01 março 2007

Objeção de consciência – o direito e os deveres relacionados

Revista OM - março/2007

O nosso Código Deontológico (CD), aliás como a Constituição da República e a Associação Médica Mundial, prevê que o Médico possa invocar objeção de consciência para se recusar a praticar um ato que se lhe pede ou que se espere que ele pratique.

O direito de recusa de assistência necessita, contudo, de regulamentação já que importa prever que nem tudo o que se pode fazer, se deve fazer. Essa é, aliás, uma das dimensões éticas da nossa profissão – o dever é mais importante do que o poder, como o lícito é mais importante que o útil e a pessoa mais importante que a técnica.

O nosso velho Código Deontológico no seu Artigo 30.º (Objeção de consciência) deveria, a meu ver, ter a seguinte redação: «O Médico tem o direito de recusar a prática de ato da sua profissão quando tal prática entre em conflito com a sua consciência, ofendendo os seus princípios morais, religiosos, culturais ou filosóficos, ou quando haja manifesta contradição com este Código», já que os Médicos não têm várias consciências.

Por outro lado, o direito enunciado deve ter limites e, por isso, o CD deveria prever um parágrafo que os indique. Por exemplo: «Comete falta deontológica grave o Médico que, declarando-se objetor de consciência para um determinado ato, o pratique sem curar de anular a sua situação de objetor ou de apresentar clara justificação ética em caso de exceção.»

No entanto, todos sabemos que, para além da objeção de consciência (aquela em que invocamos os nossos princípios), há outras situações em que queremos ter o direito de recusar um ato que nos é imposto pelas chefias ou por normas de orientação (guidelines ou protocolos).

Torna-se assim necessário criar um novo artigo denominado “Objeção técnica” que poderia ter o seguinte texto: «A recusa de subordinação a ordens técnicas oriundas de hierarquias institucionais, legal ou contratualmente estabelecidas, ou a normas de orientação adotadas institucionalmente, só pode ser usada quando o Médico se sentir constrangido a praticar ou deixar de praticar atos médicos contra a sua opinião técnica, devendo justificar-se de forma clara.» O CD atual dedica vários artigos a situações de recusa de assistência. Note-se que o código devia enumerar os deveres pois, neste particular, mais parece uma carta de direitos ao enumerar, de acordo com os artigos 36.º a 38.º, vários casos em que os Médicos podem invocar esse direito.

Ora, a meu ver, esses artigos deveriam ter uma formulação algo diferente e, além disso, englobar o caso da greve que o CD acolhe noutro capítulo. Assim, impõe-se que aqueles artigos tenham uma redação clara e transparente, definindo os deveres dos Médicos quando entendam recusar assistência. A saber:

1. O Médico só pode recusar a assistência ou a continuidade de assistência a um doente desde que desse facto não resulte prejuízo para o doente e desde que haja outro Médico de qualificação equivalente a quem o doente possa recorrer.

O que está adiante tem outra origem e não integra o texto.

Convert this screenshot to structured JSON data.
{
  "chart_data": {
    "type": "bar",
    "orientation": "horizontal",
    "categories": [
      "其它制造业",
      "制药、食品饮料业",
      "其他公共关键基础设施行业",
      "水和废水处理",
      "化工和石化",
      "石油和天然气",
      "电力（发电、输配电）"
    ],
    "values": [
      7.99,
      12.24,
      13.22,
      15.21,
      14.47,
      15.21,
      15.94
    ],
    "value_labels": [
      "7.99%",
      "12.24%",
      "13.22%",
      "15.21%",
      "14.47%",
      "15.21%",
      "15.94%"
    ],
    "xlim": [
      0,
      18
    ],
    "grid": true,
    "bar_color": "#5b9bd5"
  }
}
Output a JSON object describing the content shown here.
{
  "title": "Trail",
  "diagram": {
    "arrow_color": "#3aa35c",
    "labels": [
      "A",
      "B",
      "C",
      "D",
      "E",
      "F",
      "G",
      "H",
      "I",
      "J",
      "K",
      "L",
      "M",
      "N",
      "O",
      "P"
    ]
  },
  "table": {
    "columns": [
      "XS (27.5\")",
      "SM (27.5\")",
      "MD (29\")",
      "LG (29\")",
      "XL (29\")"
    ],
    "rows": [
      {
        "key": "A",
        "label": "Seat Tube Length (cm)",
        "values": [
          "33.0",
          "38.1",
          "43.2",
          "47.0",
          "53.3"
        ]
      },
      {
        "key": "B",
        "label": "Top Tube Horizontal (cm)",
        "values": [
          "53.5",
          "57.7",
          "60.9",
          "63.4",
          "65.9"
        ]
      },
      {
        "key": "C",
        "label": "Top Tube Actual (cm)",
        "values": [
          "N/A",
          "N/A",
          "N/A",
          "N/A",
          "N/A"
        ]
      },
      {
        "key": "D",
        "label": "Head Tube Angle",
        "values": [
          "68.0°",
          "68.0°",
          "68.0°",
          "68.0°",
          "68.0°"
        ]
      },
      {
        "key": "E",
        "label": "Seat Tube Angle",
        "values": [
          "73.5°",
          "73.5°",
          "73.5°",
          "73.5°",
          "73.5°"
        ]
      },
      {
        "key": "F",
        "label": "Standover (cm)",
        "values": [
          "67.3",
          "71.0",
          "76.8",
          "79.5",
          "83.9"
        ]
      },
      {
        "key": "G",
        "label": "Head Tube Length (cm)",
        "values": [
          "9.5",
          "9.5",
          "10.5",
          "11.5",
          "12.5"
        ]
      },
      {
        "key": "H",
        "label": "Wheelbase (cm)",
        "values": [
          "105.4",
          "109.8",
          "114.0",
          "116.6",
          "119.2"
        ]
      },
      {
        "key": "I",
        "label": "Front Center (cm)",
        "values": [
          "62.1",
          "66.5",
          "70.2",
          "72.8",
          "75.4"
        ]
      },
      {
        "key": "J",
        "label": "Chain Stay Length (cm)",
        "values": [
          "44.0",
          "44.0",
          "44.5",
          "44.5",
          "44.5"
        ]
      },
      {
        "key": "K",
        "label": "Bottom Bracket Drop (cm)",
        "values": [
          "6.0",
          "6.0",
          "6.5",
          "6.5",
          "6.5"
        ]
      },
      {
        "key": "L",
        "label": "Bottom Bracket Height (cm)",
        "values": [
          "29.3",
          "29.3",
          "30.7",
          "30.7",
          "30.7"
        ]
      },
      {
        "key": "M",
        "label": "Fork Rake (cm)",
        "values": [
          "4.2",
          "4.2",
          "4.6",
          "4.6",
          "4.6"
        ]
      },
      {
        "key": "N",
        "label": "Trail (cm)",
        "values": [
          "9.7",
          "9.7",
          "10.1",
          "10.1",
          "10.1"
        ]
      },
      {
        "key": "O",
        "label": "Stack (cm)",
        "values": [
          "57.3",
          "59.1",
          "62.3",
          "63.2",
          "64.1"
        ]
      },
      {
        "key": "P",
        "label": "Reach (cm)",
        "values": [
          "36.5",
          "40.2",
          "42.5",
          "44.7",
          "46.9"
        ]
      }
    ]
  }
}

2. O Médico que invoque objeção, técnica ou de consciência, para não executar um ato ou opte pela recusa de assistência tem o dever de fornecer todos os esclarecimentos necessários para a continuidade da assistência e de advertir o doente ou a família com a devida antecedência.

3. Quando a recusa de assistência resulte de adesão a greve legal, o Médico deve, sejam quais forem as circunstâncias, assegurar-se da continuidade dos cuidados terapêuticos necessários aos seus doentes, bem como da assistência a doentes urgentes e graves.

4. Quando a recusa de assistência resulte da discordância, por parte do doente, da família ou do representante legal, sobre os exames ou tratamentos indicados pelo Médico, este deve, previamente, assegurar-se de que esgotou todas as formas de esclarecimento acerca dos atos que pretendia promover e de que respeitou, na medida do possível e de acordo com a sua capacidade de discernimento, as opções do doente.

Estas propostas, como outras que tencionamos apresentar sobre outras áreas de Deontologia Médica, são um contributo para um debate que se pretende alargado e resulte num CD em que todos os Médicos se possam rever.